Step to Create VMWare Cluster
Step 1:
Login to vCenter Server 6.
Right click on Datacenter and click on “New Cluster” or press “Ctrl + L” from the keyboard to create Cluster.
Step 2:
Specify the Cluster name. For this practical, we have assigned the name as ProCluster.
Please don’t turn-on vSphere HA or vSphere DRS options. We’ll talk about the same later in this post.
Click on next to continue.
Step 3:
For this practical, we’ll not enable Enhanced vMotion compatibility. We’ll talk about the same in future posts.
Step 4:
Specify the location for the swapfile.
As per VMWare’s recommendation, we’ll store swapfile in the same directory as the Virtual machines.
Step 5:
Click on Finish and that would create the ProCluster. Once created drag and drop ESXi servers to newly created ProCluster.
Steps to configure VMWare High Availability cluster using vCenter 6
Step 1:
Login to vCenter Server 6. Right click the Cluster and click on Edit Settings.
Step 2:
Under features, trun on “vSphere HA”.
It would add additional options to configure VMWare High Availability.
Step 3:
Click on vSphere HA. It would show three options:
a) Host Monitoring Status: This option is enabled by default. It is required to exchange network heartbeats. Disable this feature when performing network maintenance.
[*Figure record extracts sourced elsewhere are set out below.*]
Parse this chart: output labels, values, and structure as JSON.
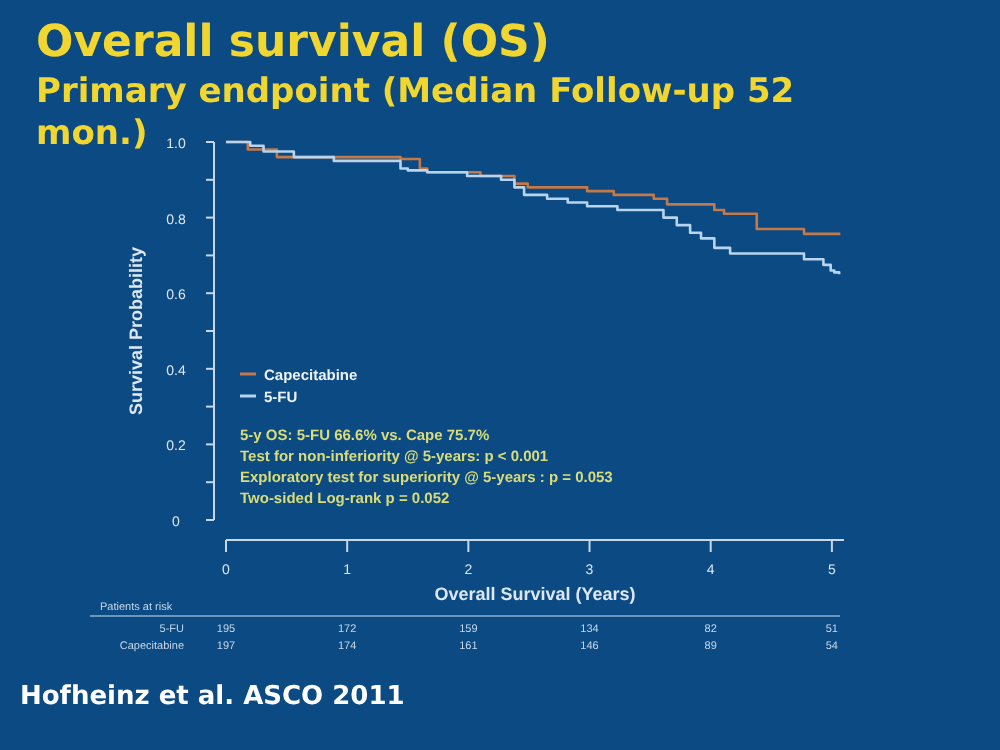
{
  "chart_data": {
    "type": "step",
    "title": "Overall survival (OS)",
    "subtitle": "Primary endpoint (Median Follow-up 52 mon.)",
    "xlabel": "Overall Survival (Years)",
    "ylabel": "Survival Probability",
    "xlim": [
      0,
      5.1
    ],
    "xticks": [
      0,
      1,
      2,
      3,
      4,
      5
    ],
    "ylim": [
      0,
      1.0
    ],
    "yticks": [
      0,
      {
        "value": 0.1,
        "label": null
      },
      {
        "value": 0.2,
        "label": "0.2"
      },
      {
        "value": 0.3,
        "label": null
      },
      {
        "value": 0.4,
        "label": "0.4"
      },
      {
        "value": 0.5,
        "label": null
      },
      {
        "value": 0.6,
        "label": "0.6"
      },
      {
        "value": 0.7,
        "label": null
      },
      {
        "value": 0.8,
        "label": "0.8"
      },
      {
        "value": 0.9,
        "label": null
      },
      {
        "value": 1.0,
        "label": "1.0"
      }
    ],
    "grid": false,
    "legend": "left",
    "marker": "none",
    "line_style": "solid",
    "series": [
      {
        "name": "Capecitabine",
        "color": "#c47a48",
        "x": [
          0,
          0.18,
          0.42,
          1.44,
          1.6,
          1.66,
          2.1,
          2.38,
          2.49,
          2.98,
          3.2,
          3.53,
          3.64,
          4.03,
          4.11,
          4.38,
          4.77,
          5.07
        ],
        "values": [
          1.0,
          0.98,
          0.96,
          0.955,
          0.93,
          0.92,
          0.91,
          0.89,
          0.88,
          0.87,
          0.86,
          0.85,
          0.835,
          0.82,
          0.81,
          0.77,
          0.757,
          0.757
        ]
      },
      {
        "name": "5-FU",
        "color": "#b8d4ee",
        "x": [
          0,
          0.2,
          0.31,
          0.56,
          0.89,
          1.44,
          1.5,
          1.66,
          1.99,
          2.27,
          2.38,
          2.46,
          2.65,
          2.82,
          2.98,
          3.23,
          3.61,
          3.72,
          3.83,
          3.92,
          4.03,
          4.16,
          4.77,
          4.93,
          4.99,
          5.02,
          5.06
        ],
        "values": [
          1.0,
          0.99,
          0.975,
          0.96,
          0.95,
          0.93,
          0.925,
          0.92,
          0.91,
          0.9,
          0.88,
          0.86,
          0.85,
          0.84,
          0.83,
          0.82,
          0.8,
          0.78,
          0.76,
          0.745,
          0.72,
          0.705,
          0.69,
          0.675,
          0.66,
          0.655,
          0.65
        ]
      }
    ],
    "annotations": [
      "5-y OS: 5-FU 66.6% vs. Cape 75.7%",
      "Test for non-inferiority @ 5-years: p < 0.001",
      "Exploratory test for superiority @ 5-years : p = 0.053",
      "Two-sided Log-rank p = 0.052",
      "Patients at risk",
      "5-FU",
      "Capecitabine",
      "Hofheinz et al. ASCO 2011",
      "195",
      "172",
      "159",
      "134",
      "82",
      "51",
      "197",
      "174",
      "161",
      "146",
      "89",
      "54"
    ]
  }
}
b) Admission Control: It determines the amount of Cluster capacity reserved for VM failovers. By default option “Disallow VM power on operations that violate availability constraints” is selected. This option would not allow Virtual Machine to power-on on another Host if resources are not available. It helps in preventing additional failures.
c) Admission Control Policy: Specify the type of policy that admission control should enforce. It is based on Host failures, Percentage of cluster resources reserved as failover spare capacity or manually specify failover hosts.
Step 4:
Set the Virtual Machine restart priority. Total three types of restart priorities can be defined i.e. Low, Medium and High.
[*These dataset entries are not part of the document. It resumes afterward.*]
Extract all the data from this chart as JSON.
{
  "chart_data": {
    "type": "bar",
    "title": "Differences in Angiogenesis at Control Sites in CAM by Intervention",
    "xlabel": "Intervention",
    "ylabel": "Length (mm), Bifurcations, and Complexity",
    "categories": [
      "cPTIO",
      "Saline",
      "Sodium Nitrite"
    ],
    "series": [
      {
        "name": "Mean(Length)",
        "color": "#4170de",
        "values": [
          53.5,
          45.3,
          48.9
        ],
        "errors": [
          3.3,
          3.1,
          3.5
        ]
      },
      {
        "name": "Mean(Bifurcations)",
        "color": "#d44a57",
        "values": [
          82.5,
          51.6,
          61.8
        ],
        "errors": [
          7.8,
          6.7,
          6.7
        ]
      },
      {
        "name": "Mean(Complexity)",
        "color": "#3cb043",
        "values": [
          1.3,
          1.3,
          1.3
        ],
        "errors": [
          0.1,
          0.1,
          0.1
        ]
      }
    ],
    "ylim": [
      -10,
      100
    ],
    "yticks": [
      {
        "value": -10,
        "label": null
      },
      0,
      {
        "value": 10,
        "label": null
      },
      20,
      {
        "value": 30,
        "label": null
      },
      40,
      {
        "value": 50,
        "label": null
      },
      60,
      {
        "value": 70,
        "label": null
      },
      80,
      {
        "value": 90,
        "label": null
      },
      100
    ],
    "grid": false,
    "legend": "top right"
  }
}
Also define Host Isolation response i.e. what would be the action performed by Host if it is in isolation mode. You want guest machines to Leave powered off, Power Off or Shutdown. You can define the same as per your requirement.
Either you can define these settings for the cluster or for an individual boxes.
Step 5:
Click on VM Monitoring. If enabled, it would restart Virtual Machines if their VMWare tools heartbeats are not received within a set time. Monitoring can also be enabled for Applications.
Define the same same as per your requirement. By default monitoring is set to disabled.
Step 6:
Select Datastore Heartbeating. vSphere HA uses datastore to monitor hosts and Virtual Machines when the management network has failed.
vCenter server selects two datastores for each host but in this practical we have only one datastore therefore we can select the same.
Click on OK and it would configure VMWare High Availability Cluster.
Step 7:
To test VMWare High Availability, move all the running Virtual machines to ESX01.
Select the VMWare ESX01 host and then click on Virutal Machines tab. It would show all the VMs hosted on this Server.
In this practial we have Node01 and Node02 running on ESX01.
Step 8:
We crashed ESX01, it resulted in restarting and then power-on Node01 and Node02 on ESX02.
It confirms that VMWare High Availability is working fine.
Hope you understood the steps to configure VMWare High availability Cluster on vCenter Server 6. In the next tutorial we’ll learn the steps to configure VMWare DRS. Feel free to leave your comments and suggestions in the comment section.
Is there any way to configure VM in a way that my virtual machine would be highly available without restart. I mean that in case my host crash my VMs would still be live without any restart.